Among the advantages of the present invention is that no contact bounce is exhibited when the flag face strikes the pole face as the hammer transitions from its striking position to its cocked position.

Another advantage of the present invention is that recycle periods of about 1.2 milliseconds are obtained.

Another advantage of the present invention is that flight times of the hammer apparatus are accurately controlled with a simple clamp and adjustable set screw configuration.

Other objects and advantages will be apparent to those skilled in the art after having read the following detailed disclosure which makes reference to the several figures of the drawings.

IN THE DRAWINGS

FIG. 1 is a side elevational view of the print hammer apparatus in accordance with the present invention with portions shown in section for clarity.

FIG. 2 is a sectional view taken through the lines 2--2 of FIG. 1.

FIG. 3 is a side elevational view of a portion of the print hammer apparatus of FIG. 1 illustrating the resilient member and the clamp assembly for adjusting the flight time of the print hammer.

FIG. 4 is a side elevational sectional view of the resilient member and the clamp assembly with an adjusted position of the resilient member shown in phantom.

FIG. 5 is an elevational view of the hammer means and the stator pole piece illustrating the mating relationship between the flag face and the pole face.

FIG. 6 is a sectional view taken through the lines 6--6 of FIG. 5 illustrating the position of the flag member prior to and at the time of recapture.

FIG. 7 is a graph of force versus displacement for the magnet and the resilient member which also illustrates the energy contributions by the several components of the print hammer apparatus of the present invention.

FIGS. 8A through 8E are timing diagrams illustrating the time variation of several important parameters and events over a cycle of operation of the present invention.

FIG. 9 is a graph illustrating the force versus displacement of the resilient spring member of the apparatus of the present invention depicting the flight time adjustment feature.

FIGS. 10 and 11 are views similar to that of FIG. 6 illlustrating several alternative embodiments of the present invention.

DETAILED DESCRIPTION OF THE PREFERRED EMBODIMENT

Referring now to the drawings and in particular to FIG. 1 thereof, the print hammer apparatus, generally designated by the numeral 10, is illustrated. The print hammer apparatus includes a base plate 12 made of a material having a very low magnetic permeability. Supported above the base plate 12 is an elongated permanent magnet 14 made of a strong magnetic material such as the ceramic, barium ferrite. Front and rear pole pieces 16 and 18 are juxtaposed against opposite faces of the magnet 14 and secured thereagainst in an abutting relationship with the magnet 14 and the base plate 12 by screws 20 and 22. A stator pole piece 24 abuts the rear pole piece 18 and is secured thereto by a pair of adjusting screws 26 in a position extending over the permanenet magnet 14 toward the front pole piece 16. A coil of wire 28 is wound around the stator pole piece 24 near its pole face 30.

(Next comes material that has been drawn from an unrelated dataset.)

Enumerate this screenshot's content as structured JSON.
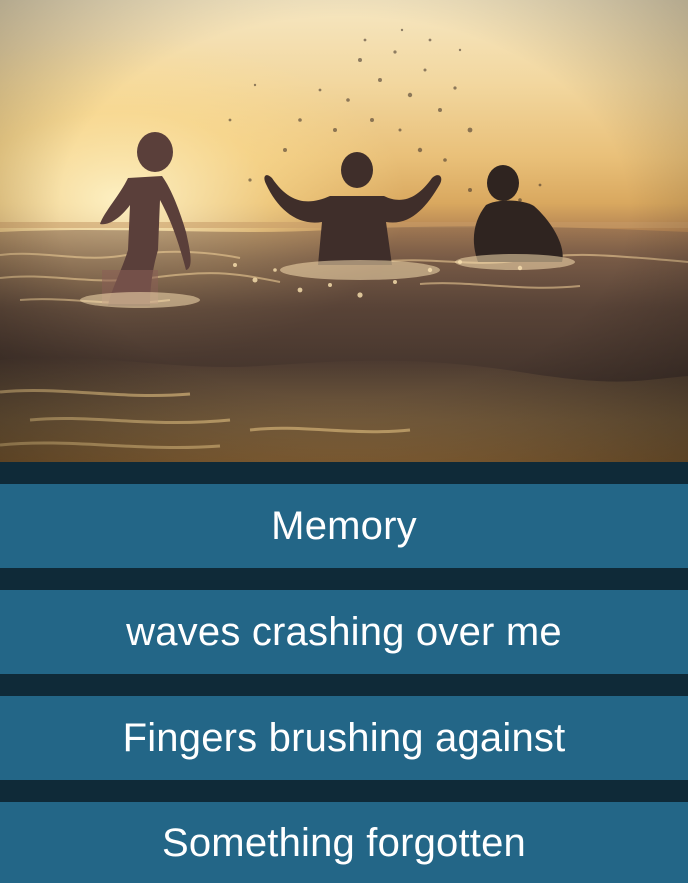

Referring to FIGS. 2 and 3, the front pole piece 16 includes a bifurcated upper portion which defines a pair of spaced-apart side poles 32 and 34. The poles 32 and 34 are separated by a slot 36 so as to form facing pole faces 38 and 40, respectively, which are parallel to and spaced apart a distance slightly less than that between the side faces of the stator pole piece 24.

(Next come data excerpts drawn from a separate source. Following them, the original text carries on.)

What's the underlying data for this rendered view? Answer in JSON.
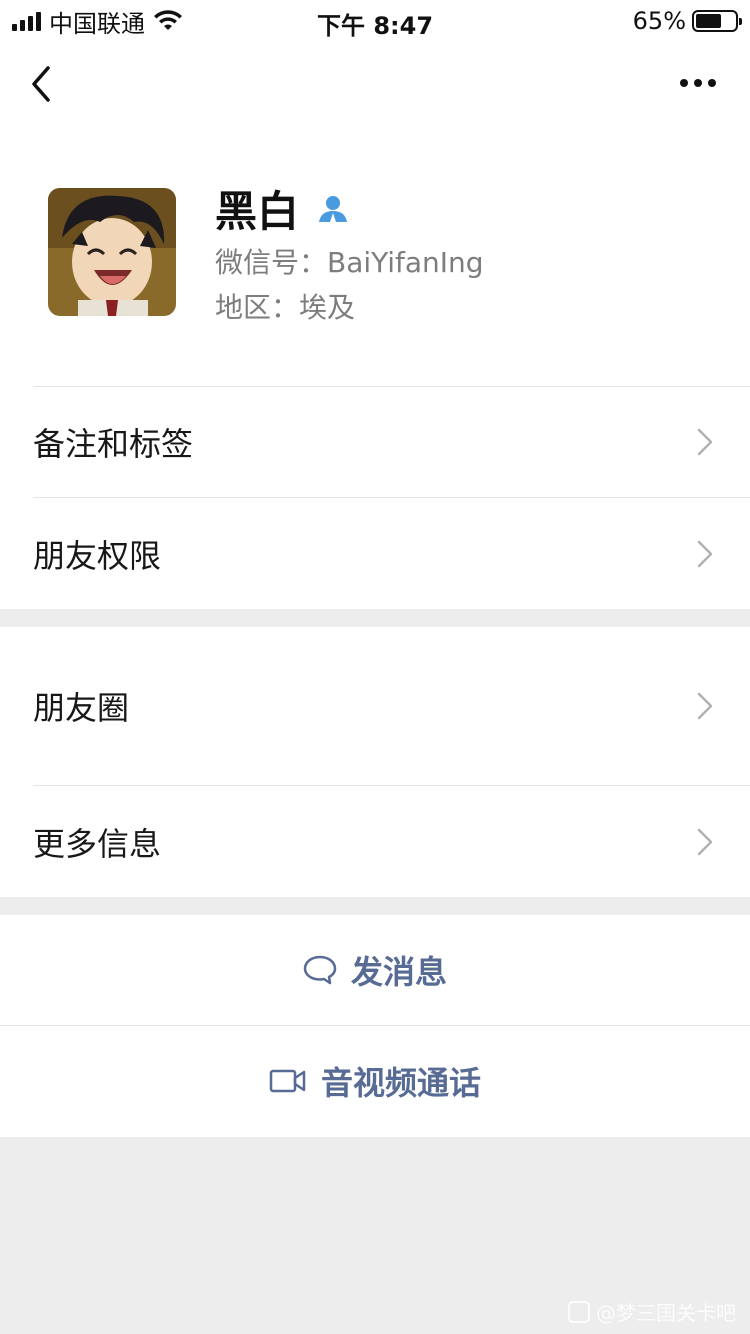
{
  "status_bar": {
    "carrier": "中国联通",
    "time": "下午 8:47",
    "battery_percent": "65%",
    "battery_level": 0.65,
    "wifi_icon": "wifi-icon",
    "signal_icon": "signal-icon"
  },
  "nav": {
    "back_icon": "chevron-left-icon",
    "more_icon": "more-dots-icon"
  },
  "profile": {
    "name": "黑白",
    "badge_icon": "contact-person-icon",
    "wechat_id": "微信号：BaiYifanIng",
    "region": "地区：埃及",
    "avatar": "anime-avatar"
  },
  "menu": [
    {
      "label": "备注和标签"
    },
    {
      "label": "朋友权限"
    },
    {
      "label": "朋友圈"
    },
    {
      "label": "更多信息"
    }
  ],
  "actions": {
    "message": {
      "label": "发消息",
      "icon": "chat-bubble-icon"
    },
    "call": {
      "label": "音视频通话",
      "icon": "video-camera-icon"
    }
  },
  "watermark": "@梦三国关卡吧",
  "colors": {
    "link": "#576b95",
    "background": "#ededed",
    "secondary_text": "#7d7d7d",
    "badge": "#4a9ae0"
  }
}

A print hammer 50 is affixed to the front pole piece 16 in alignment with the slot 36 by a clamping plate 52 and screws 54 and 56. The print hammer 50 includes a resilient member 60 having one end fixed by the clamping plate 52 and a movable end that is necked down and movable toward the pole face 30. The resilient member 60 is preferably a flat leaf spring. The neutral position of the spring 60 is adjustable by selectively turning a set screw 58 associated with the clamping plate 52. Affixed to the movable end of the resilient member 60 is a hammer means, generally designated by the numeral 64 which is carried by the resilient member in an arcuate path between a cocked position and a striking position. The hammer means 64 includes an impact head 66, or anvil which is preferably integrally formed with the spring and includes an impact face 68 for striking type characters (not shown) as they move past the hammer apparatus. A support 69 is secured to the resilient member 60 opposite the impact head and facing the pole piece 24, and a flag member 70 is affixed thereto. The flag member 70 is fabricated from a magnetic material which preferably has a high permeability. The outermost surface of the flag member 70 defines a flag face 72.

In accordance with the present invention the flag face 72 defines a surface which is at all points angularly disposed at an angle other than normal to the path traversed by the hammer means 62, and the pole face 30 defines a surface that matingly corresponds to that of the flag face. It has been found that with this relationship between the faces, contact bounce is eliminated. In the preferred embodiment, as illustrated in FIGS. 2, 5 and 6, the flag face is planar and is disposed transverse to the path.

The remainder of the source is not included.